The story of cryptobiotic soil crust changes how we think about desert conservation — from protecting individual species to safeguarding the microscopic communities that make larger life possible. As climate change accelerates, the fate of desert wildlife increasingly depends on our willingness to protect what we can't easily see.
The next time you visit a desert landscape, remember you're walking through one of Earth's most patient ecosystems, where every step matters for centuries to come.
Quick links! 🔗
The trek to Everest just got a little spicier. Scientists discovered 10 king cobras at elevations up to 9,000 feet near Mount Everest — a shocking find since these tropical snakes typically stick to hot, lowland jungles. The world's longest venomous snakes were rescued from four locations in Nepal's Everest region, raising questions about whether rising temperatures are pushing them into cooler, higher altitudes where they've never been found before. Nepal's mountains are warming faster than its lowlands, with temperatures rising 0.05°C annually, potentially making previously uninhabitable elevations survivable for heat-loving species.
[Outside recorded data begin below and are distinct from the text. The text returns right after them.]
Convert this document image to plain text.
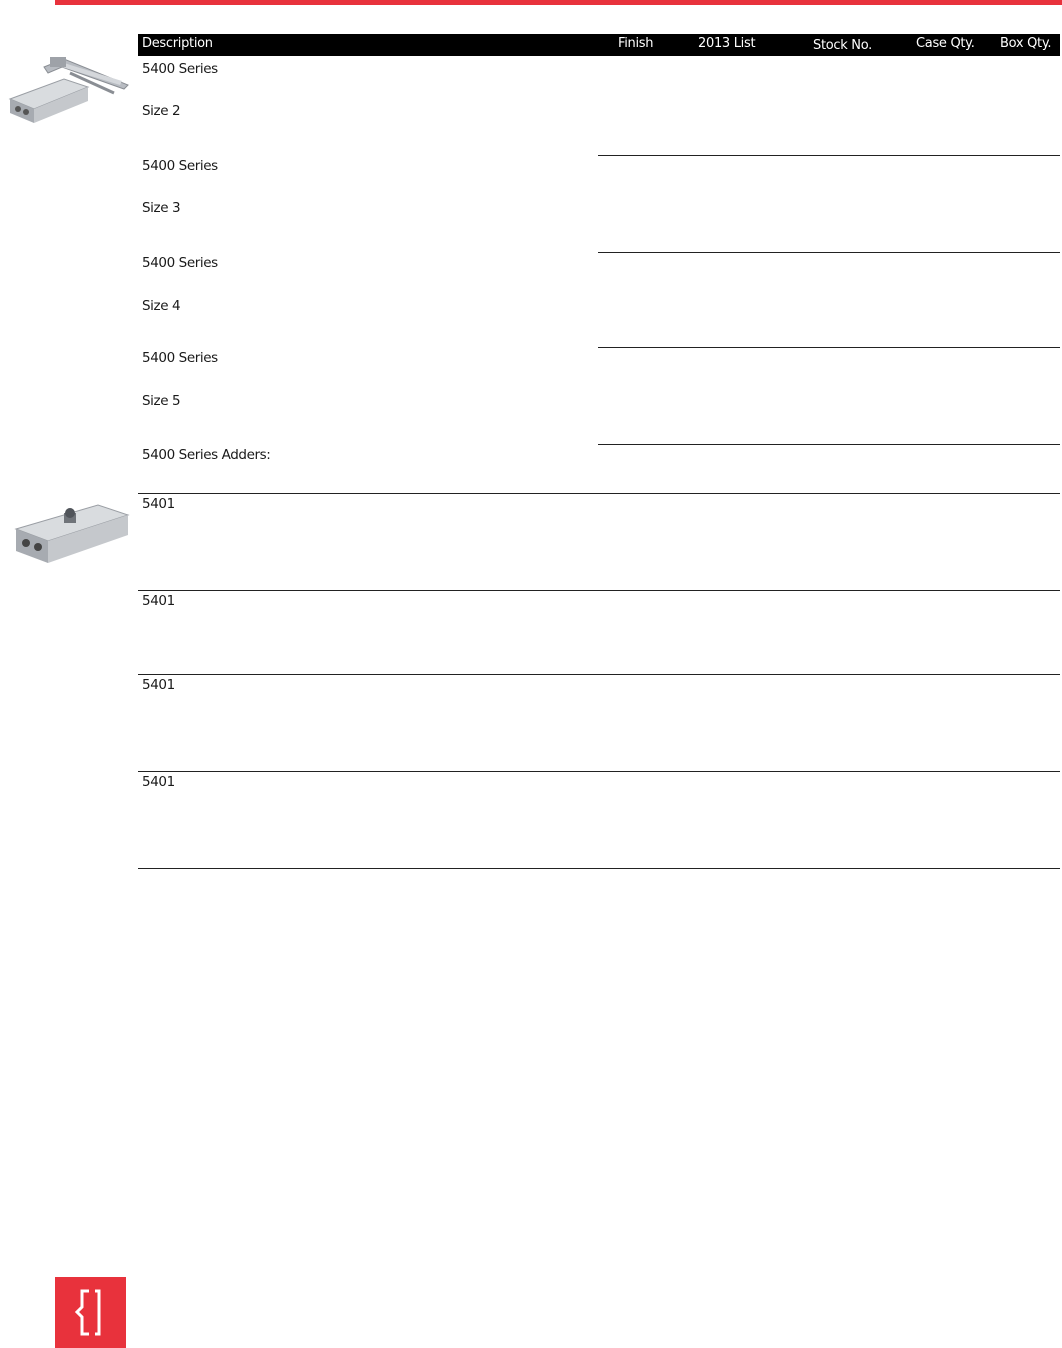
Description	Finish	2013 List	Stock No.	Case Qty. Box Qty.
5400 Series
Size 2
5400 Series
Size 3
5400 Series
Size 4
5400 Series
Size 5
5400 Series Adders:
5401
5401
5401
5401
While some researchers urge caution about directly linking the discovery to climate change, the pattern suggests we may be witnessing real-time shifts in wildlife distribution as the planet warms.
Scientists finally cracked the mystery of why bats almost never get cancer despite living far longer than their tiny size should allow — some species clock 35 years in the wild, equivalent to 180 human years. University of Rochester researchers discovered that little brown bats carry two working copies of the crucial p53 tumor suppressor gene (humans have just one), plus telomeres that barely shorten with age, allowing endless tissue regeneration. The real trick is balance: when their supercharged cell division threatens to turn cancerous, that extra p53 immediately orders rogue cells to self-destruct. Combined with immune systems that fight disease efficiently without causing chronic inflammation, bats have essentially evolved a three-part cancer prevention system that could inspire new human therapies targeting both aging and malignancy.